Ad animare l’avvio di questa nuova esperienza sarà il prof. Antonio Errico, apprezzato narratore, saggista e opinionista, particolarmente attento a questa tipologia di scrittura. L’incontro sarà presentato dalla consigliera Daniela Vantaggiato.
Quali motivazioni ci hanno spinto ad avvicinarci alla narrazione autobiografica?
Riteniamo sia utile sollecitare un interesse non episodico o improvvisato, ma ben fondato e fertile, verso il racconto di sé e dei propri vissuti familiari, con l'idea che sia adatto sia per riprendere confidenza con la scrittura, in un tempo in cui si tende quasi a dimenticarla, ma anche quale "terapia" efficace al fine dell'elaborazione dei nodi problematici, dei conflitti, come delle positive esperienze, che appartengono ad ogni storia individuale. Secondo quanto sostiene Duccio Demetrio, uno degli studiosi più accreditati con riferimento a tale ambito di scrittura, “l’autobiografia, come scrittura di sé, non è un rifugio nel passato ma è ben piantata nel presente e orientata, piuttosto, al futuro. E’ tesa a trovare il senso della propria vita nel presente, orientati al futuro e riconciliati con il passato. Sapendo che non ci sono risposte definitive ai quesiti che vengono man mano individuati nella pratica autobiografica, che è anche un viaggio di ricerca continuo.”
Antonio Errico, per chi non lo conoscesse, è nato in provincia di Lecce dove vive ed è dirigente scolastico di un liceo. Ha pubblicato libri di narrativa e saggistica, saggi e racconti in volumi collettivi e collabora a quotidiani, riviste letterarie e scolastiche.

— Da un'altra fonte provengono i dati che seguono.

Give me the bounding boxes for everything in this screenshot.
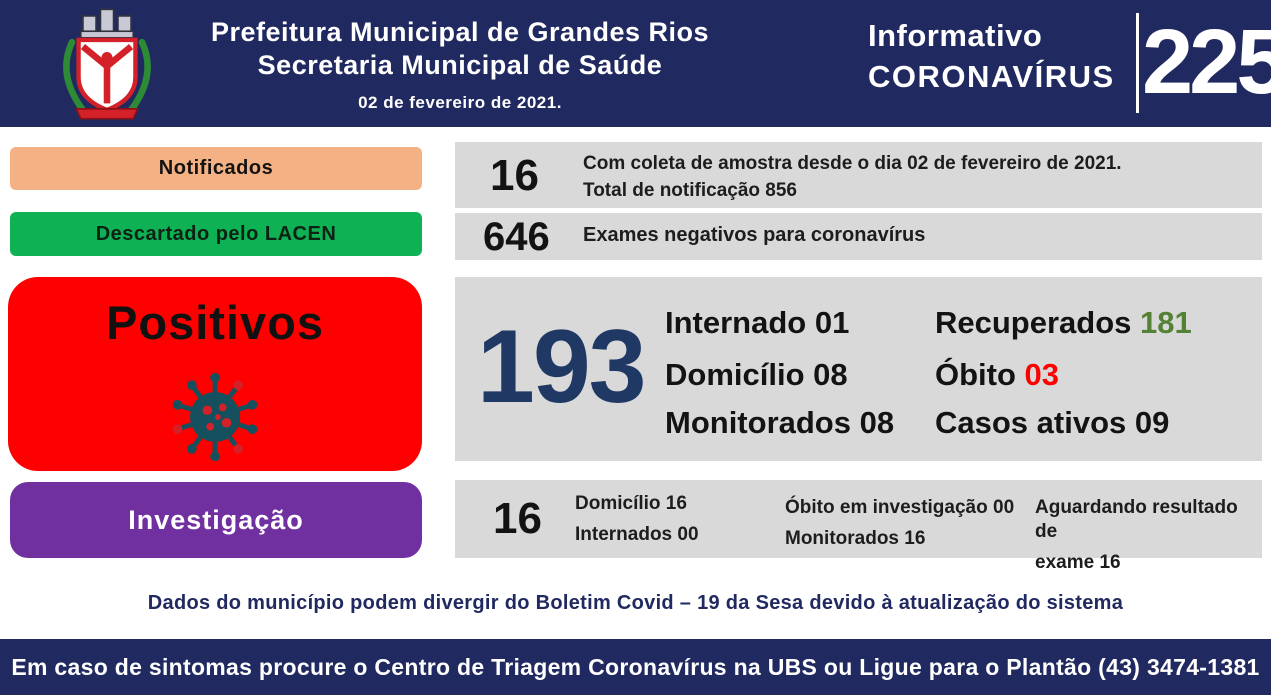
investigacao-col2: Óbito em investigação 00 Monitorados 16 (785, 496, 1014, 551)
investigacao-label: Investigação (10, 482, 422, 558)
investigacao-value: 16 (493, 494, 542, 543)
descartado-value: 646 (483, 215, 550, 259)
inv-aguardando-line1: Aguardando resultado de (1035, 497, 1238, 542)
stat-casos-ativos: Casos ativos 09 (935, 405, 1170, 440)
stat-obito: Óbito 03 (935, 357, 1060, 392)
disclaimer-note: Dados do município podem divergir do Bol… (147, 592, 1124, 614)
descartado-panel: 646 Exames negativos para coronavírus (455, 213, 1262, 260)
inv-obito: Óbito em investigação 00 (785, 497, 1015, 518)
investigacao-col3: Aguardando resultado de exame 16 (1035, 496, 1262, 575)
notificados-panel: 16 Com coleta de amostra desde o dia 02 … (455, 142, 1262, 208)
stat-domicilio: Domicílio 08 (665, 357, 848, 392)
coronavirus-label: CORONAVÍRUS (868, 59, 1115, 94)
stat-internado: Internado 01 (665, 305, 850, 340)
header-bar: Prefeitura Municipal de Grandes Rios Sec… (0, 0, 1271, 127)
header-divider (1136, 13, 1139, 113)
positivos-value: 193 (477, 309, 647, 425)
descartado-label: Descartado pelo LACEN (10, 212, 422, 256)
inv-internados: Internados 00 (575, 524, 699, 545)
notificados-details: Com coleta de amostra desde o dia 02 de … (583, 152, 1122, 203)
descartado-detail-line1: Exames negativos para coronavírus (583, 224, 926, 246)
notificados-label: Notificados (10, 147, 422, 190)
notificados-value: 16 (490, 151, 539, 200)
positivos-label-box: Positivos (8, 277, 422, 471)
bulletin-number: 225 (1142, 11, 1271, 113)
informativo-label: Informativo (868, 18, 1043, 53)
notificados-detail-line1: Com coleta de amostra desde o dia 02 de … (583, 153, 1122, 174)
footer-bar: Em caso de sintomas procure o Centro de … (0, 639, 1271, 695)
header-titles: Prefeitura Municipal de Grandes Rios Sec… (170, 16, 750, 114)
informativo-block: Informativo CORONAVÍRUS (868, 16, 1115, 98)
descartado-details: Exames negativos para coronavírus (583, 224, 925, 247)
virus-icon (167, 369, 263, 465)
investigacao-panel: 16 Domicílio 16 Internados 00 Óbito em i… (455, 480, 1262, 573)
positivos-panel: 193 Internado 01 Domicílio 08 Monitorado… (455, 277, 1262, 461)
municipality-title: Prefeitura Municipal de Grandes Rios (210, 17, 710, 47)
inv-monitorados: Monitorados 16 (785, 528, 926, 549)
city-crest-logo (52, 5, 162, 122)
secretary-title: Secretaria Municipal de Saúde (257, 50, 663, 80)
stat-recuperados: Recuperados 181 (935, 305, 1192, 340)
inv-aguardando-line2: exame 16 (1035, 552, 1121, 573)
investigacao-col1: Domicílio 16 Internados 00 (575, 492, 699, 547)
inv-domicilio: Domicílio 16 (575, 493, 687, 514)
bulletin-date: 02 de fevereiro de 2021. (358, 93, 562, 112)
stat-monitorados: Monitorados 08 (665, 405, 895, 440)
positivos-label: Positivos (106, 296, 324, 349)
notificados-detail-line2: Total de notificação 856 (583, 180, 797, 201)
coronavirus-icon (172, 372, 258, 462)
crest-icon (63, 8, 151, 120)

Per meglio comprendere il significato della sua presenza, oggi, per accompagnarci nella ri-scoperta dei nostri “luoghi della memoria”, riprendiamo un passaggio di un suo scritto sul tema della memoria quale nutrimento dello scrivere di sé: “Per esempio: i luoghi dell’infanzia. Un vicolo cieco con la ghiaia, un cortile con il glicine, un giardino con l’altalena tra i rami di un melograno. Luoghi che ricordiamo a stento, galleggianti, sfumati nel pensiero, come paesaggi nel fondo di un dormiveglia. I luoghi non sono mai come li ricordiamo. Sì, forse resta qualcosa: il verde forte, rugoso, screpolato, del portone di una casa che nessuno abita più, un tufo che fa da gradino, l’insegna arrugginita di una barberia; sì, forse resta qualcosa, come fosse una ruga riconoscibile in una fisionomia mutata; resta qualcosa ma i contesti si trasformano, i particolari vengono sostituiti, non ci sono più i volti che si ricordavano, non ci sono più le voci, le piccole storie che sembravano universali.”